Così espone i criteri di selezione Claire Staebler: «Ci interessava che le opere fossero non solo in relazione con la realtà, ma che avessero un aspetto concettuale, formale, poetico o immaginativo. Abbiamo cercato un’arte che passasse attraverso altri canoni di produzione, perché siamo in un mondo dove l’arte sembra un po’ smaterializzarsi. Molte opere, invece, sono state fatte a mano: disegni, pitture e sculture perfino video, per lo più quindi costruite ed installate dagli artisti stessi. E alla fine il solo criterio che ci ha guidati nella selezione è stato l’opera».

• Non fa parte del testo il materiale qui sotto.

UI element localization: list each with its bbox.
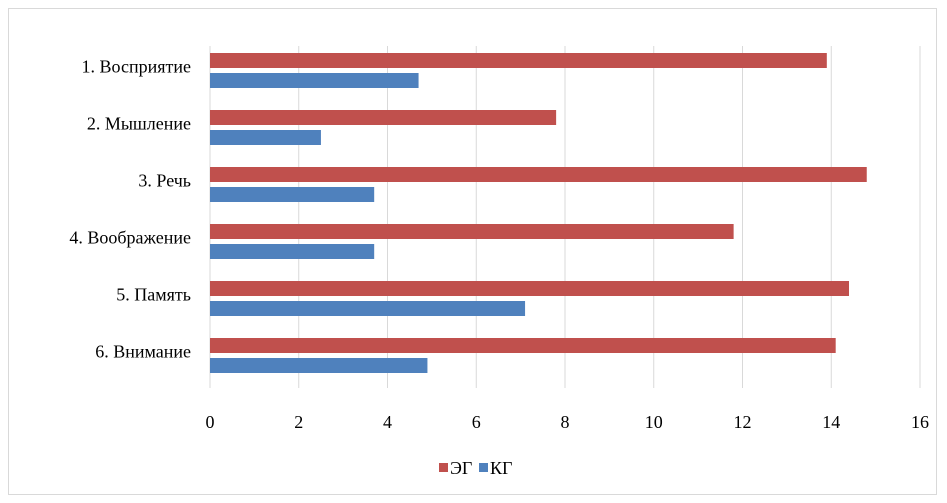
x-tick-label: 4 <box>383 412 392 432</box>
x-tick-label: 16 <box>911 412 929 432</box>
chart-frame <box>8 8 937 495</box>
bar <box>210 281 849 296</box>
bar <box>210 301 526 316</box>
x-tick-label: 2 <box>294 412 303 432</box>
bar <box>210 224 734 239</box>
bar <box>210 187 375 202</box>
category-label: 6. Внимание <box>95 342 191 362</box>
category-label: 4. Воображение <box>69 228 191 248</box>
gridlines <box>209 46 921 388</box>
bar <box>210 338 836 353</box>
legend-swatch-kg <box>479 463 488 472</box>
bar <box>210 73 419 88</box>
category-label: 1. Восприятие <box>82 57 191 77</box>
bar <box>210 244 375 259</box>
bar <box>210 110 557 125</box>
x-tick-label: 8 <box>561 412 570 432</box>
x-tick-label: 0 <box>206 412 215 432</box>
category-label: 3. Речь <box>138 171 191 191</box>
bar <box>210 358 428 373</box>
category-label: 2. Мышление <box>87 114 191 134</box>
x-tick-label: 14 <box>822 412 840 432</box>
bar <box>210 53 827 68</box>
category-label: 5. Память <box>116 285 191 305</box>
x-tick-label: 12 <box>734 412 752 432</box>
bar <box>210 130 321 145</box>
legend-swatch-eg <box>439 463 448 472</box>
legend-label-eg: ЭГ <box>450 458 472 478</box>
x-axis-tick-labels: 0 2 4 6 8 10 12 14 16 <box>206 412 930 432</box>
bars <box>210 53 867 373</box>
legend: ЭГ КГ <box>439 458 512 478</box>
bar <box>210 167 867 182</box>
legend-label-kg: КГ <box>490 458 512 478</box>
x-tick-label: 6 <box>472 412 481 432</box>
x-tick-label: 10 <box>645 412 663 432</box>
category-labels: 1. Восприятие 2. Мышление 3. Речь 4. Воо… <box>69 57 191 362</box>
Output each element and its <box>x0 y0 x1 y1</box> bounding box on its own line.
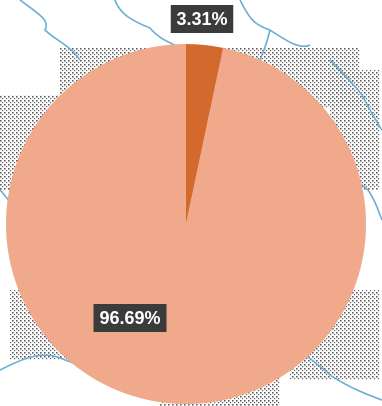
data-label-text: 96.69% <box>99 308 160 328</box>
data-label-text: 3.31% <box>176 9 227 29</box>
pie-slices <box>6 44 367 405</box>
data-label-2: 96.69% <box>93 304 167 332</box>
data-label-box <box>93 304 167 332</box>
data-label-box <box>170 5 234 33</box>
data-label-1: 3.31% <box>170 5 234 33</box>
pie-data-labels: 3.31% 96.69% <box>93 5 234 332</box>
pie-slice-1 <box>186 44 224 224</box>
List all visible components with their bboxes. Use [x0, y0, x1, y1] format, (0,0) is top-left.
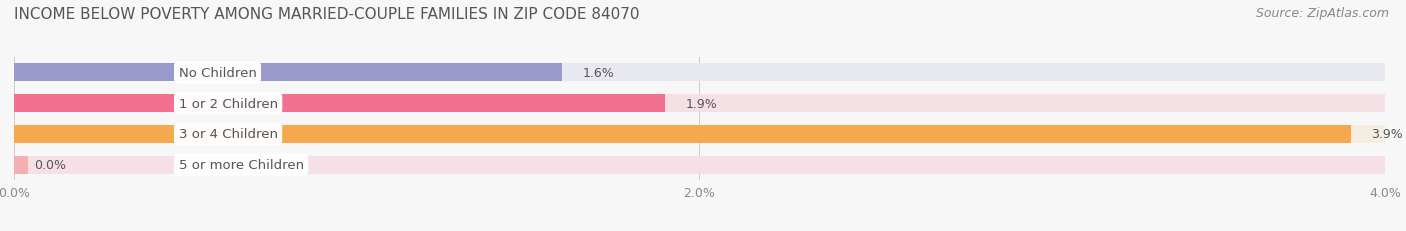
Text: 0.0%: 0.0% — [35, 158, 66, 171]
Text: 3.9%: 3.9% — [1371, 128, 1403, 141]
Text: 3 or 4 Children: 3 or 4 Children — [179, 128, 277, 141]
Bar — [14, 64, 1385, 82]
Bar — [14, 64, 562, 82]
Bar — [14, 95, 665, 112]
Text: INCOME BELOW POVERTY AMONG MARRIED-COUPLE FAMILIES IN ZIP CODE 84070: INCOME BELOW POVERTY AMONG MARRIED-COUPL… — [14, 7, 640, 22]
Text: 5 or more Children: 5 or more Children — [179, 158, 304, 171]
Text: No Children: No Children — [179, 67, 256, 79]
Bar — [14, 156, 28, 174]
Bar — [14, 125, 1351, 143]
Bar — [14, 156, 1385, 174]
Text: Source: ZipAtlas.com: Source: ZipAtlas.com — [1256, 7, 1389, 20]
Bar — [14, 95, 1385, 112]
Bar — [14, 125, 1385, 143]
Text: 1 or 2 Children: 1 or 2 Children — [179, 97, 278, 110]
Text: 1.6%: 1.6% — [583, 67, 614, 79]
Text: 1.9%: 1.9% — [686, 97, 717, 110]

Il Palais de Tokyo si apre su tre livelli espositivi più un sottotetto luminosissimo, mentre nel sotterraneo completamente allestito si distribuiscono come in un labirinto sale di proiezioni e ampi spazi vuoti. Qui, tra suoni e immagini, la storia dell’individuo s’iscrive in quella dell’umanità attraverso il tema dell’archeologia e il concetto di reperto sul quale sono intervenuti diversi artisti come Isabelle Corsaro, che ha allestito su tavole una serie di riproduzioni in gesso grigio, Homonymes (2010). Mentre Karthik Pandian con Unearth (2011), tra sculture e film, Land Art ed etnografia, dopo due anni di ricerche nell’antica città precolombiana di Cahokia negli Stati Uniti, ha raccolto ogni sorta di materiale e terra realizzando cinque pilastri monolitici che accolgono lo spettatore in un ambiente che ricorda, tra suoni e luci, quelli del sito archeologico. Ma sono presenti anche molte opere sonore, come per Cross Section of a Revolution (2011) di Haroon Mirza, in cui si esplora l’idea di paesaggio sonoro e il suo potenziale scultoreo.

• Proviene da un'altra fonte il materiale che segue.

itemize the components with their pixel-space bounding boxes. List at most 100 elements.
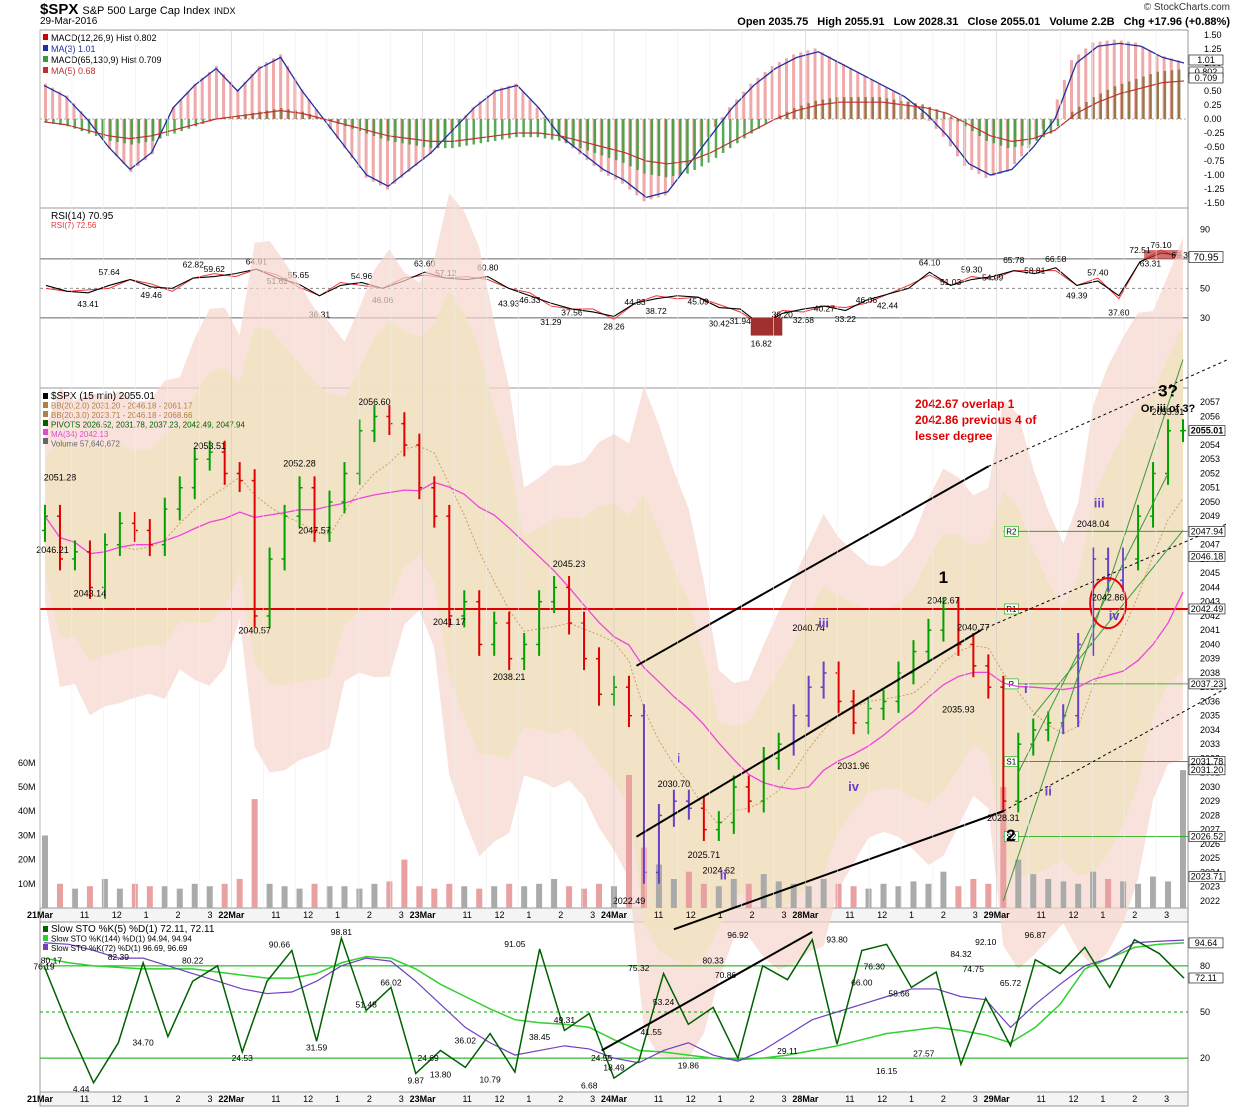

Il progetto della Triennale ha un po’ della grandeur francese, coinvolgendo altri spazi come il Museo del Louvre con performance di Françoise Vergès, il museo della moda Galliera con una scultura di El Anatsui, il Grand Palais con un’istallazione di Rirkrit Tiravanija, il centro Le Crédac con un’istallazione di Boris Achour, i Laboratori d’Aubervilliers con Pauline Boudry e Renate Lorenz ma anche tanti altri artisti presenti a Instants Chavirés e al centro Bétonsalon.

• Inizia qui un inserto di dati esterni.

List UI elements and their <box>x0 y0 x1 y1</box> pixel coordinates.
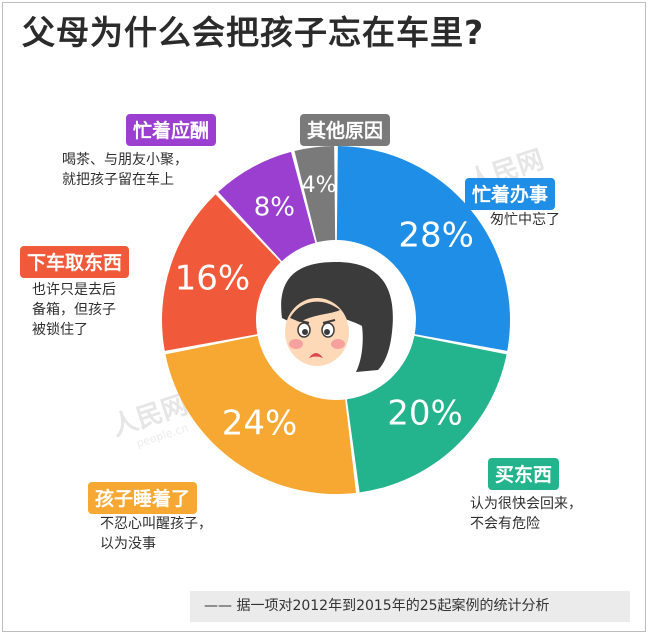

E non c’è solo arte, ma anche design. È tutto italiano quello presente negli spazi del Palais de Tokyo con la marca del home design Calligaris, e presto arriverà anche un lounge bar, un osservatorio e uno studio di registrazione. Attualmente il nuovo tempio europeo dell’arte contemporanea ospita una decina di artisti, alcuni parte del progetto “Les modules della Fondation Pierre Bergé – Yves Saint Laurent” (fino al 4 giugno), e altri parte delle “Interventions sur le Bâtiment” (fino al 30 dicembre), tra cui Jean-Michel Alberola e Ulla Von Brandenburg.